Living through this Christmas and New Year period has seemed a little like that pause before taking a bungee jump, or hurtling down the ski slope. Poised for a great and slightly ghastly adventure….Maybe more like that recurrent moment in the Peanuts cartoons (this line of thought is starting to date me…..) when Charlie Brown pauses before running up to kick the ball, which is being steadied by Lucy. Every time before she has grabbed the ball away just as he is about to kick it. Like night follows day that ball will be taken away every time, even though he (and the reader) hopes against hope each time that it won’t.
Why might 2008 be so unnerving? Because truth has won the last few elections and yet is now under more pressure than ever. Pressure from political parties which avoid taking policy positions. Pressure from newspapers which abandon all pretence of telling it like it is and instead conduct overt and crude campaigns on highly party political matters. Pressure from wide-eyed National MPs who received much local campaign support in 2005 from the Exclusive Brethren and seem to have forgotten it so quickly, at the same time forgetting the appalling record of the National Government in the 1990s. Pressure from eye-to-the-main-chance mayors who use every opportunity to lay into the Labour Government, even when logic is utterly absent from their intellectual armoury. Even pressure from voluntary organisation lobbies which, in their eagerness to criticise the Labour Government’s failings, forget to put the problem in the context of what has improved in the past 8 years. Of course, such pressure is the lifeblood of a healthy democracy; it is the scale and lack of balance which is remarkable this time.
I have faith, because ethics has been restored to politics in the past few years, and the combination of truth and ethics is pretty powerful. The ethic of a political party being elected to government and then doing what it said it would do. The ethic of a clear and consistent discipline regieme for Ministers who transgress. The ethic of letting cross-party Select Committees do real work on laws and issues. The ethic of a minority government honouring and respecting its coalition and partner political parties, putting the stability of government to the fore. The ethic of engaging with the voluntary sector, engaging with ethnic minority groups, engaging with local government, churches and other organised interests. Literally, none of this happened under National before 1999, and it has all been a hallmark of Labour in power.
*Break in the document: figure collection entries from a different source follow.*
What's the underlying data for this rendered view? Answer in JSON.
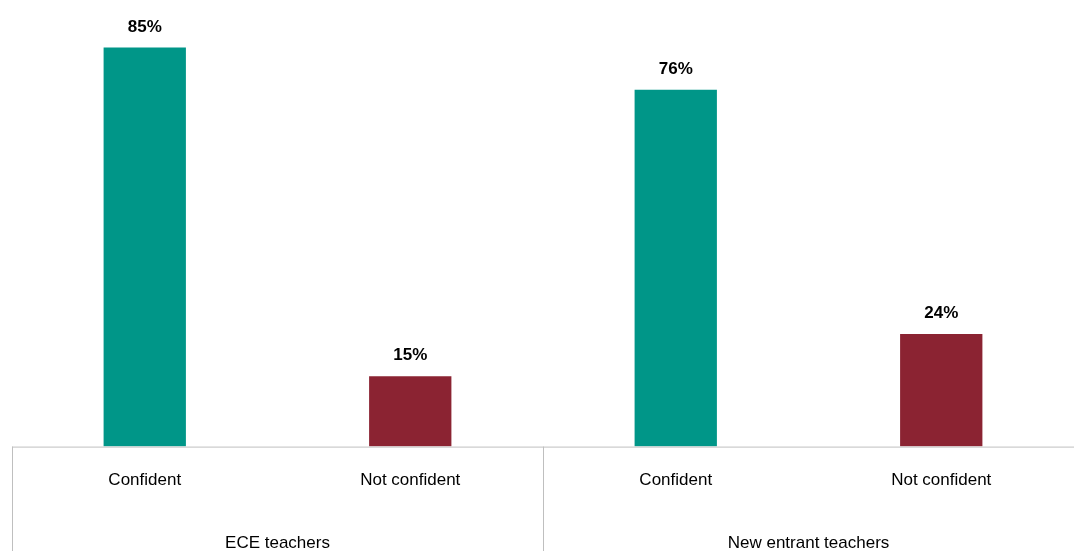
{
  "chart_data": {
    "type": "bar",
    "categories": [
      "Confident",
      "Not confident",
      "Confident",
      "Not confident"
    ],
    "values": [
      85,
      15,
      76,
      24
    ],
    "colors": [
      "#009688",
      "#8b2332",
      "#009688",
      "#8b2332"
    ],
    "value_labels": [
      "85%",
      "15%",
      "76%",
      "24%"
    ],
    "annotations": [
      "ECE teachers",
      "New entrant teachers"
    ],
    "grid": false,
    "legend": false
  }
}
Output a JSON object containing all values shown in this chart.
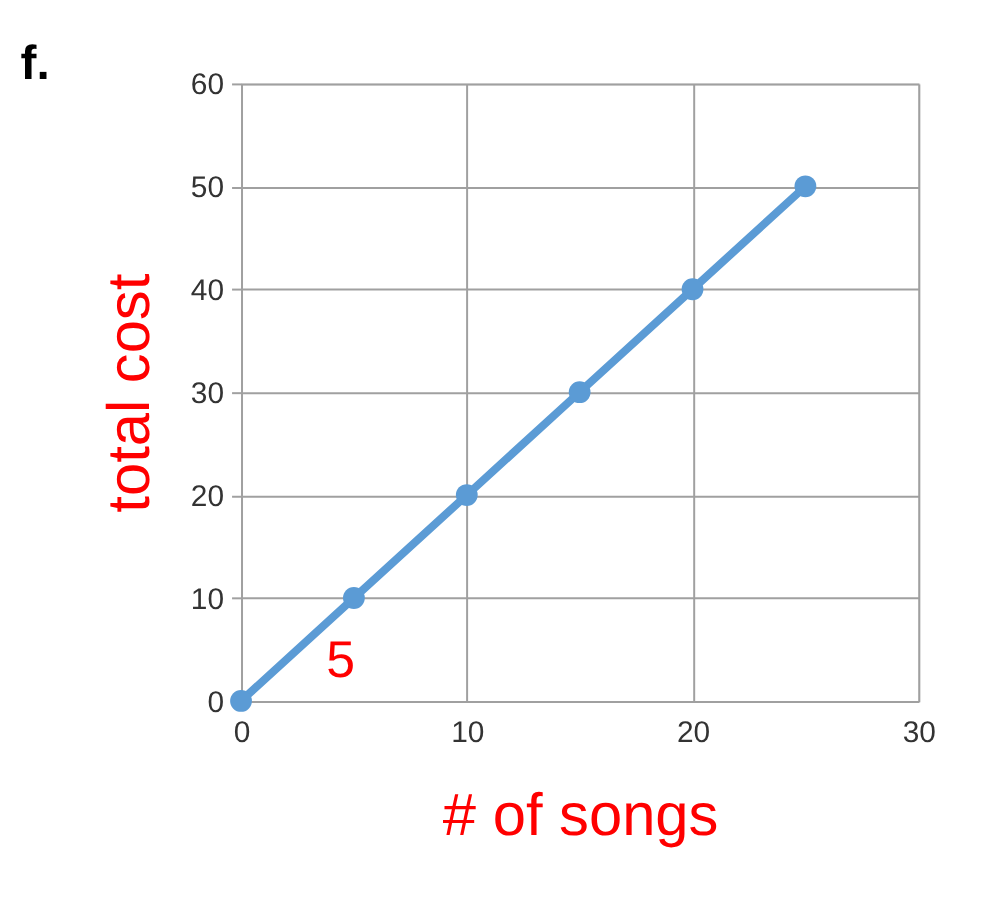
{
  "chart_data": {
    "type": "line",
    "title": "f.",
    "xlabel": "# of songs",
    "ylabel": "total cost",
    "x": [
      0,
      5,
      10,
      15,
      20,
      25
    ],
    "series": [
      {
        "color": "#5b9bd5",
        "values": [
          0,
          10,
          20,
          30,
          40,
          50
        ]
      }
    ],
    "xlim": [
      0,
      30
    ],
    "xticks": [
      0,
      10,
      20,
      30
    ],
    "ylim": [
      0,
      60
    ],
    "yticks": [
      0,
      10,
      20,
      30,
      40,
      50,
      60
    ],
    "grid": true,
    "marker": "circle",
    "line_style": "solid",
    "annotations": [
      "5"
    ]
  }
}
In the debate over the Electoral Finance Bill, now law, all this comes together. That law exists because for too long New Zealand has had a Wild West form of control over electoral fundraising and spending. Of course, until the media started paying attention to that in 2007, National tended to agree. The vast loopholes have now been at least adequately covered, and we will see through 2008 how the law works in practice. The attack on it has latterly centred on freedom of speech. An odd angle of attack in my view. We have long accepted that a third party which advocates for or against a specific political party is engaging in the political process and that at campaign time the absence of rules on that could mean that votes are being brought. All the new law does is to ensure the rules reflect the principle. Remember that it all came about because of the long-secret association between National and the Exclusive Brethren in 2005, a relationship which went way beyond what was morally or electorally reasonable. Thank goodness that truth wins, and that the law is upholding an ethical approach. Maybe out of all that will come a political 2008 to uplift all on the progressive side of politics?